Elucidation of the dynamic quenching behavior of pyridinium porphyrin derivatives on clay nanosheet

Abstract

In this study, we investigated the adsorption and photophysical behaviors of meso-tetra(N-methyl-4-pyridyl)porphyrin (m-TMPyP) and meso-tetra(N-butyl-4-pyridyl)porphyrin (m-TBPyP) molecules on the surface of a synthetic silicate nanosheet. The λ_max of m-TMPyP and m-TBPyP on the synthetic clay nanosheet were 429 and 440 nm under the non-aggregation state, respectively.

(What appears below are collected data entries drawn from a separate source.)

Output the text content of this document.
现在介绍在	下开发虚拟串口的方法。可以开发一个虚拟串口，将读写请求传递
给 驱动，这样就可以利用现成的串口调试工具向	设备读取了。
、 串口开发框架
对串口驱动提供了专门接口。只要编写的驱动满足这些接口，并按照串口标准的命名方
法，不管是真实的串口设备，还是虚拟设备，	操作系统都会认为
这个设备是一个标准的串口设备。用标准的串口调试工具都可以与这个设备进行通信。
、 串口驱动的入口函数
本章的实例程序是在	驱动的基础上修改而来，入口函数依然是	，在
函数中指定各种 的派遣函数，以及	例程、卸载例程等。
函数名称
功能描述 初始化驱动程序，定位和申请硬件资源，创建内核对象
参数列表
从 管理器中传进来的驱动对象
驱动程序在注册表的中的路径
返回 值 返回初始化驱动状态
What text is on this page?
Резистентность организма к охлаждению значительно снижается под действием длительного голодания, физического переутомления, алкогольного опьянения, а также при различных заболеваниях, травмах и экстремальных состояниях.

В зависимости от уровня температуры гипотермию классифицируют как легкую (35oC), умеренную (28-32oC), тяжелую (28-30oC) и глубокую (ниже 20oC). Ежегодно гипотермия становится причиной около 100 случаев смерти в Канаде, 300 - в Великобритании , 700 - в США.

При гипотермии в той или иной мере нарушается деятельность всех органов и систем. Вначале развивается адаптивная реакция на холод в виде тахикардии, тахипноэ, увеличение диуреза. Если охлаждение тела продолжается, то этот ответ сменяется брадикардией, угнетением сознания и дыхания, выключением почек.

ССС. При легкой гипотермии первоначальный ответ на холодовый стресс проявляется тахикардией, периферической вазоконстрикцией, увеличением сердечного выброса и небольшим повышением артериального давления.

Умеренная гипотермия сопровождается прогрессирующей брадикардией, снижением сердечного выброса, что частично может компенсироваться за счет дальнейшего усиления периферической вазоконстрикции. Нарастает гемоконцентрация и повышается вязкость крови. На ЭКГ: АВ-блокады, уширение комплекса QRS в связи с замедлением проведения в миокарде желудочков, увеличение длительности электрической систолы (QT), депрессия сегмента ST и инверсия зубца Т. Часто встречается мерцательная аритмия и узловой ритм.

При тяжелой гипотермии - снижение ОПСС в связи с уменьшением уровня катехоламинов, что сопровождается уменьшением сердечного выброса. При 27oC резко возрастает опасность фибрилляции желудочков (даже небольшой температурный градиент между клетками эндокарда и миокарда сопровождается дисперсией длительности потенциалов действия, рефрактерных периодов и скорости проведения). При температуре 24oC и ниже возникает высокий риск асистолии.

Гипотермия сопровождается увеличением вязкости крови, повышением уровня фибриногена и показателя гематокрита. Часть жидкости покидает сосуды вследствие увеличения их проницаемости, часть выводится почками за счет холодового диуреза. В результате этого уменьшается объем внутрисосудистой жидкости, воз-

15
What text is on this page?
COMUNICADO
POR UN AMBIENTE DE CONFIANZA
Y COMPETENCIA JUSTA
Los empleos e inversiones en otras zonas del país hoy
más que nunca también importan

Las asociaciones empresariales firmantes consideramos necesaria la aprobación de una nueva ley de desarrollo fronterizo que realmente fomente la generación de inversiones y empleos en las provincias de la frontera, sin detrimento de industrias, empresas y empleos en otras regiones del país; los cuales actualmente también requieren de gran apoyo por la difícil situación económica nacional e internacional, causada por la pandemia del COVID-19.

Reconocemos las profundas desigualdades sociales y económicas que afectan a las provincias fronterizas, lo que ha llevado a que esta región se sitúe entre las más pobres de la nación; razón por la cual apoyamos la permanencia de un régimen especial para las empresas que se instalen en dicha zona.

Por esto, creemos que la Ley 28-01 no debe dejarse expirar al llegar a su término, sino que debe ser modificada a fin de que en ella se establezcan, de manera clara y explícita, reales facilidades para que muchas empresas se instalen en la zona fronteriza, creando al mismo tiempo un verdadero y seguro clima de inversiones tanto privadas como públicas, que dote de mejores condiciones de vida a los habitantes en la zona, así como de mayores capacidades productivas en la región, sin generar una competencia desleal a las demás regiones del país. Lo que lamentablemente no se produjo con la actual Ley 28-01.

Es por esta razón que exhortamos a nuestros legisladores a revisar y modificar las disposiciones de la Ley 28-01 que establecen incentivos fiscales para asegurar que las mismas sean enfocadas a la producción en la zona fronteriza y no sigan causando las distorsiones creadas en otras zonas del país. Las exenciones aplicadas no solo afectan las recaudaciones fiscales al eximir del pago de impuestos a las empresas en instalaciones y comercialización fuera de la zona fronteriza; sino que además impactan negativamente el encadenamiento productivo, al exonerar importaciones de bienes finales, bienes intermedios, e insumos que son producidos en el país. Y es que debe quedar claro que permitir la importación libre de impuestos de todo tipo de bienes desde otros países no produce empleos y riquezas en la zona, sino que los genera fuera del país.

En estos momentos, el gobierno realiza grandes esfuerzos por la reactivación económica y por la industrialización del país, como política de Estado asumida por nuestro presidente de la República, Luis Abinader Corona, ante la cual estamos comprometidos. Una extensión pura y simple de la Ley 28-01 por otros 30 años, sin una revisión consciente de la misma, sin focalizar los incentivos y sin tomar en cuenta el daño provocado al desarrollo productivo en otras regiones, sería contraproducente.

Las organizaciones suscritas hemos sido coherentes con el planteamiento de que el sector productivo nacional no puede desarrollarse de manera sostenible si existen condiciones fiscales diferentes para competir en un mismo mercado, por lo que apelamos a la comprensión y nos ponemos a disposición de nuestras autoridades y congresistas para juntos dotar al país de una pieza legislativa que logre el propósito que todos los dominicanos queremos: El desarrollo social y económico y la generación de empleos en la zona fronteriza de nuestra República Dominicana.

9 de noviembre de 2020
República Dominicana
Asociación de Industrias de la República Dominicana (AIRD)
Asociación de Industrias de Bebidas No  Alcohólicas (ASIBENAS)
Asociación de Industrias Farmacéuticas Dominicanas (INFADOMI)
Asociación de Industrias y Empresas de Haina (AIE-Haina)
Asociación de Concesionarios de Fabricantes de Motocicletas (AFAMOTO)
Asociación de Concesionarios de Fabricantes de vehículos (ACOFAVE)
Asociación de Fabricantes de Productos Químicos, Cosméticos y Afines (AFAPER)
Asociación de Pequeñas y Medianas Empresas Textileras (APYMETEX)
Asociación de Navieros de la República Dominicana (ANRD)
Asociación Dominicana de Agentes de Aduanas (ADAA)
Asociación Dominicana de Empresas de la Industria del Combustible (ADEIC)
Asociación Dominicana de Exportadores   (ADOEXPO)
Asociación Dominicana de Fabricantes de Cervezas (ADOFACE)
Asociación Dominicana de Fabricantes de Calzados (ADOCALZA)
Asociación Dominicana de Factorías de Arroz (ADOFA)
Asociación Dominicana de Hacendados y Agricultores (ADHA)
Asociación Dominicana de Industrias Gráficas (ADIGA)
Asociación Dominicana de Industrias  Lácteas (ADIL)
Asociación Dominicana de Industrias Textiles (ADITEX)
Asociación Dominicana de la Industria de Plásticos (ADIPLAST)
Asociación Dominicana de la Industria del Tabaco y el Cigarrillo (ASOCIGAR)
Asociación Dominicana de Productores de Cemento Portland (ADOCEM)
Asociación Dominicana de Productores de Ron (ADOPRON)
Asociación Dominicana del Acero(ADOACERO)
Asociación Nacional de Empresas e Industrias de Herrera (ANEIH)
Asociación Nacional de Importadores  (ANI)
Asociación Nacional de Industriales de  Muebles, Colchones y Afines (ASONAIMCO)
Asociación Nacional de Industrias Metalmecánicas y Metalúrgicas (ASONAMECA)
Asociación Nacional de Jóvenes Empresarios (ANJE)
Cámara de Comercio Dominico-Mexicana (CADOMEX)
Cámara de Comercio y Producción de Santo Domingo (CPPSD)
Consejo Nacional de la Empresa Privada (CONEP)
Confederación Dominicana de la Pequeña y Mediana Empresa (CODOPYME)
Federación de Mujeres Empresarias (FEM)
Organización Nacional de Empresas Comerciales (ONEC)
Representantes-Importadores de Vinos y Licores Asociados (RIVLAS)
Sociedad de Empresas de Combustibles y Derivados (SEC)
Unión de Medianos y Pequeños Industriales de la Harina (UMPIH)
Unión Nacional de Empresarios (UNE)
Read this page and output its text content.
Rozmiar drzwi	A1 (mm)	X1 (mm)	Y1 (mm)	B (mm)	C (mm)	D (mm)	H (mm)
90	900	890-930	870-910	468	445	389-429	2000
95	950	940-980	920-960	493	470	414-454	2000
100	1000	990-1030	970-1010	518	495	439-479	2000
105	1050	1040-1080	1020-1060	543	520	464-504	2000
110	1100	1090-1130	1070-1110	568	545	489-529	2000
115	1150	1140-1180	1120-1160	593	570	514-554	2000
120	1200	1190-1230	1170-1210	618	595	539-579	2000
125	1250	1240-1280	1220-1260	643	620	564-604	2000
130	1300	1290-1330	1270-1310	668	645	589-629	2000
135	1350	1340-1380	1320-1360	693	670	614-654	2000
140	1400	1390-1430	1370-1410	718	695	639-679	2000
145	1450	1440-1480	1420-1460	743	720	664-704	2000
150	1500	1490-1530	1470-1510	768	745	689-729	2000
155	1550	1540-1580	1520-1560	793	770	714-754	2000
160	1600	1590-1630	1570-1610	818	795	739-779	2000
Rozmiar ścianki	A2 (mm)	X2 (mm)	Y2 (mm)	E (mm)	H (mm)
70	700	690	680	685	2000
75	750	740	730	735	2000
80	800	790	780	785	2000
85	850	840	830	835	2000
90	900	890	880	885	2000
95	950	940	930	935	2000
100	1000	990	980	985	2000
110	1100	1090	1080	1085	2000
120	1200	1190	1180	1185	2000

The spectroscopic analysis revealed that a flattening of the molecular structure of m-TBPyP upon adsorption is stronger than m-TMPyP. Compared to m-TMPyP, the fluorescence quenching of m-TBPyP was suppressed to some extent, especially at adsorption densities below 30 % vs. cation exchange capacity of the nanosheet, due to the steric effects of its longer alkyl chain reducing molecular contact. However, m-TBPyP suffered a 10 % self-fluorescence quenching rate at saturation adsorption as same as the case of m-TMPyP. Interestingly, mixing two dyes in a 1:1 ratio suppressed self-fluorescence quenching even at saturation adsorption. This indicates that the neighboring of same porphyrin, leading to the quenching, was suppressed in the mixture system. Thus, the arrangement of m-TMPyP and m-TBPyP is uniform and prevents molecular collisions between same species. The uniform arrangement and no-fluorescence quenching of m-TMPyP (energy donor) and m-TBPyP (acceptor) on clay nanosheet could facilitate efficient photochemical energy transfer between them. As a result, by suppressing self-fluorescence quenching, the efficient energy transfer between m-TMPyP and m-TBPyP was observed. It was determined that the energy transfer efficiency (η_ET) is 85 %, with a self-fluorescence quenching efficiency (ϕ_q) of 0 %. These findings are beneficial to design more efficient systems for artificial light-harvesting systems by optimizing molecular interactions on clay surfaces.